During the final month: Replace one weekly set with a timed half-section or full section. The simulation counts toward the weekly dose rather than being added on top. Follow it with a lighter correction day and a small transfer set.
Stop and teach when...
- the same mechanism fails twice;
- untimed accuracy remains low;
- answer explanations make sense but cannot be reproduced later; or
- FRQ points are lost for the same task verb.
Resume volume only after a small transfer set shows correction.
The teaching response should match the error. If cellular respiration steps are confused, rebuild the causal model. If axes are misread across several units, teach graph interpretation. If controls and variables are unclear, practice experimental design. If FRQ explanations name evidence but omit the biological link, use claim-evidence-reasoning paragraphs.
Do not reset the entire course because one practice set is weak. Name the smallest repeated failure and verify it on a second context.
Example
A student completes 30 MCQs with 70% accuracy. Six of nine misses involve experimental controls across different units. The next assignment should be a short lesson plus 8 experimental-design questions—not another 30 random MCQs.
Another student completes 18 questions at 89% but cannot explain three guessed-correct answers. Count those three as review items. After explanation and delayed transfer, 18 questions may be a stronger session than a rushed set of 60.
When to add a full section
Add a 90-minute MCQ or FRQ simulation when short-set review is consistent, the student needs pacing evidence, and enough current-format material remains fresh. Full sections are expensive diagnostic tools; taking them every weekend without repairing the prior result creates measurement, not growth. Leave time after the section—or the next day—for point-level review.

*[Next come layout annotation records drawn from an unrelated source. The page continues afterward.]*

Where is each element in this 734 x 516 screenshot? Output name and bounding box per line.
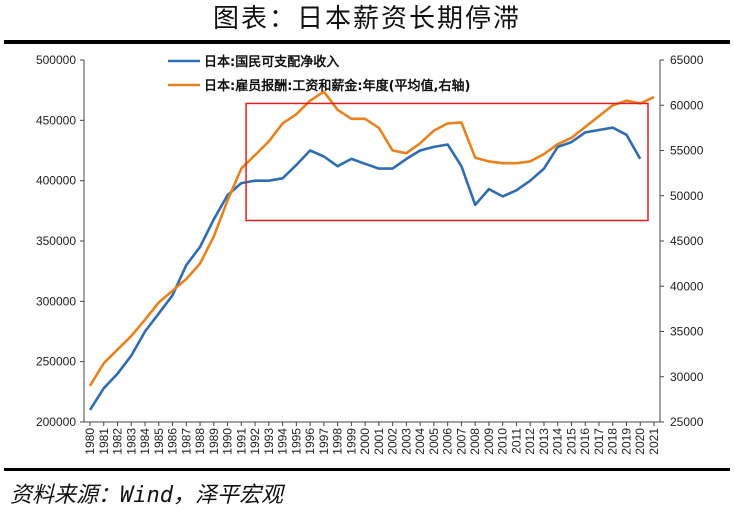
right-tick-label: 45000: [670, 234, 704, 248]
x-tick-label: 2009: [482, 428, 496, 455]
highlight-rectangle: [245, 102, 649, 222]
x-tick-label: 1992: [248, 428, 262, 455]
x-tick-label: 1989: [207, 428, 221, 455]
chart-legend: 日本:国民可支配净收入 日本:雇员报酬:工资和薪金:年度(平均值,右轴): [168, 54, 470, 94]
x-tick-label: 1996: [303, 428, 317, 455]
x-tick-label: 1997: [317, 428, 331, 455]
left-tick-label: 250000: [36, 355, 76, 369]
left-tick-label: 300000: [36, 294, 76, 308]
x-tick-label: 1985: [152, 428, 166, 455]
left-tick-label: 350000: [36, 234, 76, 248]
series-layer: [88, 90, 655, 411]
x-tick-label: 1983: [124, 428, 138, 455]
x-tick-label: 1993: [262, 428, 276, 455]
x-tick-label: 2016: [578, 428, 592, 455]
x-tick-label: 1999: [344, 428, 358, 455]
x-tick-label: 1998: [331, 428, 345, 455]
x-tick-label: 2000: [358, 428, 372, 455]
x-tick-label: 2012: [523, 428, 537, 455]
right-tick-label: 65000: [670, 53, 704, 67]
x-axis-ticks: 1980 1981 1982 1983 1984 1985 1986 1987 1988 1989…: [83, 422, 661, 455]
right-tick-label: 30000: [670, 370, 704, 384]
source-note: 资料来源：Wind，泽平宏观: [10, 483, 283, 508]
x-tick-label: 2003: [399, 428, 413, 455]
left-tick-label: 450000: [36, 113, 76, 127]
x-tick-label: 1986: [166, 428, 180, 455]
annotation-layer: [245, 102, 649, 222]
x-tick-label: 1980: [83, 428, 97, 455]
bottom-divider: [4, 468, 730, 471]
x-tick-label: 1991: [234, 428, 248, 455]
right-axis-ticks: 25000 30000 35000 40000 45000 50000 55000 60000…: [660, 53, 704, 429]
left-tick-label: 500000: [36, 53, 76, 67]
right-tick-label: 60000: [670, 98, 704, 112]
x-tick-label: 1995: [289, 428, 303, 455]
chart-axes: [83, 60, 661, 423]
x-tick-label: 2006: [441, 428, 455, 455]
right-tick-label: 25000: [670, 415, 704, 429]
x-tick-label: 1988: [193, 428, 207, 455]
right-tick-label: 55000: [670, 144, 704, 158]
x-tick-label: 2011: [509, 428, 523, 454]
series-line-wages: [88, 90, 655, 387]
left-tick-label: 200000: [36, 415, 76, 429]
x-tick-label: 2014: [551, 428, 565, 455]
left-tick-label: 400000: [36, 174, 76, 188]
x-tick-label: 1981: [97, 428, 111, 455]
x-tick-label: 2004: [413, 428, 427, 455]
top-divider: [4, 40, 730, 44]
x-tick-label: 2001: [372, 428, 386, 455]
x-tick-label: 2007: [454, 428, 468, 455]
x-tick-label: 1994: [276, 428, 290, 455]
x-tick-label: 2008: [468, 428, 482, 455]
right-tick-label: 40000: [670, 279, 704, 293]
right-tick-label: 50000: [670, 189, 704, 203]
x-tick-label: 2013: [537, 428, 551, 455]
x-tick-label: 1990: [221, 428, 235, 455]
x-tick-label: 2005: [427, 428, 441, 455]
x-tick-label: 2002: [386, 428, 400, 455]
page-title: 图表：日本薪资长期停滞: [212, 4, 521, 34]
x-tick-label: 2015: [564, 428, 578, 455]
x-tick-label: 2020: [633, 428, 647, 455]
x-tick-label: 1984: [138, 428, 152, 455]
x-tick-label: 2017: [592, 428, 606, 455]
legend-label-net-income: 日本:国民可支配净收入: [204, 54, 339, 70]
legend-label-wages: 日本:雇员报酬:工资和薪金:年度(平均值,右轴): [204, 78, 470, 94]
x-tick-label: 1987: [179, 428, 193, 455]
series-line-net-income: [88, 126, 642, 411]
right-tick-label: 35000: [670, 325, 704, 339]
left-axis-ticks: 200000 250000 300000 350000 400000 450000 5000…: [36, 53, 84, 429]
x-tick-label: 1982: [111, 428, 125, 455]
x-tick-label: 2010: [496, 428, 510, 455]
x-tick-label: 2018: [606, 428, 620, 455]
x-tick-label: 2021: [647, 428, 661, 455]
x-tick-label: 2019: [619, 428, 633, 455]
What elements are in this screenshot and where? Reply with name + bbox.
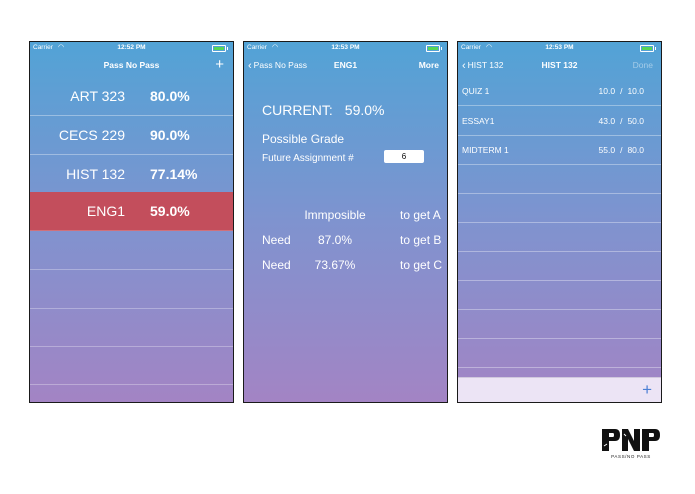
grade-line-a: Immposible to get A — [262, 208, 447, 224]
empty-row — [458, 164, 661, 194]
assignment-row[interactable]: MIDTERM 1 55.0 / 80.0 — [458, 135, 661, 165]
bottom-toolbar: + — [458, 377, 661, 402]
course-row[interactable]: CECS 229 90.0% — [30, 116, 233, 155]
assignment-name: QUIZ 1 — [462, 86, 490, 96]
back-label: HIST 132 — [467, 60, 504, 70]
need-label: Need — [262, 233, 291, 247]
earned-points: 55.0 — [598, 145, 616, 155]
screen-course-detail: Carrier ◠ 12:53 PM ‹ Pass No Pass ENG1 Mo… — [243, 41, 448, 403]
back-button[interactable]: ‹ HIST 132 — [462, 60, 504, 72]
status-bar: Carrier ◠ 12:52 PM — [30, 42, 233, 54]
future-assignment-label: Future Assignment # — [262, 153, 354, 164]
assignment-row[interactable]: QUIZ 1 10.0 / 10.0 — [458, 76, 661, 106]
course-name: CECS 229 — [58, 127, 125, 143]
target-grade: to get C — [400, 258, 443, 272]
total-points: 50.0 — [627, 116, 644, 126]
course-name: HIST 132 — [66, 166, 125, 182]
empty-row — [30, 308, 233, 347]
done-button[interactable]: Done — [632, 60, 653, 70]
carrier-label: Carrier — [461, 44, 481, 51]
wifi-icon: ◠ — [272, 44, 279, 51]
course-name: ART 323 — [70, 88, 125, 104]
nav-title: Pass No Pass — [103, 60, 160, 70]
assignment-score: 10.0 / 10.0 — [599, 86, 644, 96]
battery-icon — [640, 45, 656, 52]
course-percent: 59.0% — [150, 203, 190, 219]
add-course-button[interactable]: + — [215, 56, 224, 73]
empty-row — [458, 222, 661, 252]
status-bar: Carrier ◠ 12:53 PM — [458, 42, 661, 54]
nav-bar: ‹ HIST 132 HIST 132 Done — [458, 54, 661, 76]
more-button[interactable]: More — [418, 60, 439, 70]
add-assignment-button[interactable]: + — [642, 380, 652, 399]
total-points: 10.0 — [627, 86, 644, 96]
current-value: 59.0% — [344, 102, 385, 118]
status-time: 12:53 PM — [331, 44, 360, 51]
course-percent: 90.0% — [150, 127, 190, 143]
score-separator: / — [620, 145, 623, 155]
empty-row — [458, 193, 661, 223]
course-percent: 77.14% — [150, 166, 198, 182]
earned-points: 10.0 — [598, 86, 616, 96]
score-separator: / — [620, 116, 623, 126]
course-row[interactable]: HIST 132 77.14% — [30, 155, 233, 194]
current-grade: CURRENT: 59.0% — [262, 102, 384, 118]
needed-value: Immposible — [304, 208, 366, 222]
nav-title: HIST 132 — [541, 60, 578, 70]
grade-line-b: Need 87.0% to get B — [262, 233, 447, 249]
needed-value: 73.67% — [314, 258, 356, 272]
course-row-selected[interactable]: ENG1 59.0% — [30, 192, 233, 231]
empty-row — [458, 309, 661, 339]
wifi-icon: ◠ — [58, 44, 65, 51]
status-time: 12:53 PM — [545, 44, 574, 51]
assignment-name: ESSAY1 — [462, 116, 495, 126]
status-time: 12:52 PM — [117, 44, 146, 51]
course-row[interactable]: ART 323 80.0% — [30, 77, 233, 116]
assignment-score: 55.0 / 80.0 — [599, 145, 644, 155]
need-label: Need — [262, 258, 291, 272]
current-label: CURRENT: — [262, 102, 333, 118]
empty-row — [30, 231, 233, 270]
target-grade: to get B — [400, 233, 442, 247]
battery-icon — [426, 45, 442, 52]
possible-grade-label: Possible Grade — [262, 132, 345, 146]
back-button[interactable]: ‹ Pass No Pass — [248, 60, 308, 72]
chevron-left-icon: ‹ — [248, 60, 252, 72]
needed-value: 87.0% — [317, 233, 353, 247]
back-label: Pass No Pass — [253, 60, 308, 70]
battery-icon — [212, 45, 228, 52]
total-points: 80.0 — [627, 145, 644, 155]
carrier-label: Carrier — [247, 44, 267, 51]
chevron-left-icon: ‹ — [462, 60, 466, 72]
empty-row — [30, 346, 233, 385]
future-assignment-input[interactable] — [384, 150, 424, 163]
wifi-icon: ◠ — [486, 44, 493, 51]
assignment-score: 43.0 / 50.0 — [599, 116, 644, 126]
empty-row — [458, 338, 661, 368]
status-bar: Carrier ◠ 12:53 PM — [244, 42, 447, 54]
course-percent: 80.0% — [150, 88, 190, 104]
nav-bar: ‹ Pass No Pass ENG1 More — [244, 54, 447, 76]
assignment-name: MIDTERM 1 — [462, 145, 509, 155]
course-name: ENG1 — [86, 203, 125, 219]
grade-line-c: Need 73.67% to get C — [262, 258, 447, 274]
screen-assignments: Carrier ◠ 12:53 PM ‹ HIST 132 HIST 132 Do… — [457, 41, 662, 403]
logo-tagline: PASS/NO PASS — [611, 454, 651, 459]
nav-title: ENG1 — [333, 60, 358, 70]
carrier-label: Carrier — [33, 44, 53, 51]
pnp-logo: PASS/NO PASS — [601, 428, 661, 462]
score-separator: / — [620, 86, 623, 96]
pnp-logo-mark — [602, 429, 660, 451]
nav-bar: Pass No Pass + — [30, 54, 233, 76]
target-grade: to get A — [400, 208, 441, 222]
empty-row — [30, 270, 233, 309]
empty-row — [458, 280, 661, 310]
empty-row — [458, 251, 661, 281]
assignment-row[interactable]: ESSAY1 43.0 / 50.0 — [458, 106, 661, 136]
earned-points: 43.0 — [598, 116, 616, 126]
screen-course-list: Carrier ◠ 12:52 PM Pass No Pass + ART 32… — [29, 41, 234, 403]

Record completion by question or FRQ part, not only the score. If the last ten MCQs are rushed or the final FRQ is incomplete, the next assignment needs pacing decisions and shorter timed blocks. If time is adequate but one unit collapses, targeted repair has higher value than another full section.
After a complete simulation, wait until the largest two or three patterns have been repaired before taking another. Retaking the same released material quickly can measure memory rather than readiness.
Fit the range into the busy-semester Biology schedule. After a low full score, use the specific post-score question plan.
Question count is a dose. Increase it when review remains careful and transfer improves; reduce it when volume crowds out teaching, sleep, or assigned course work.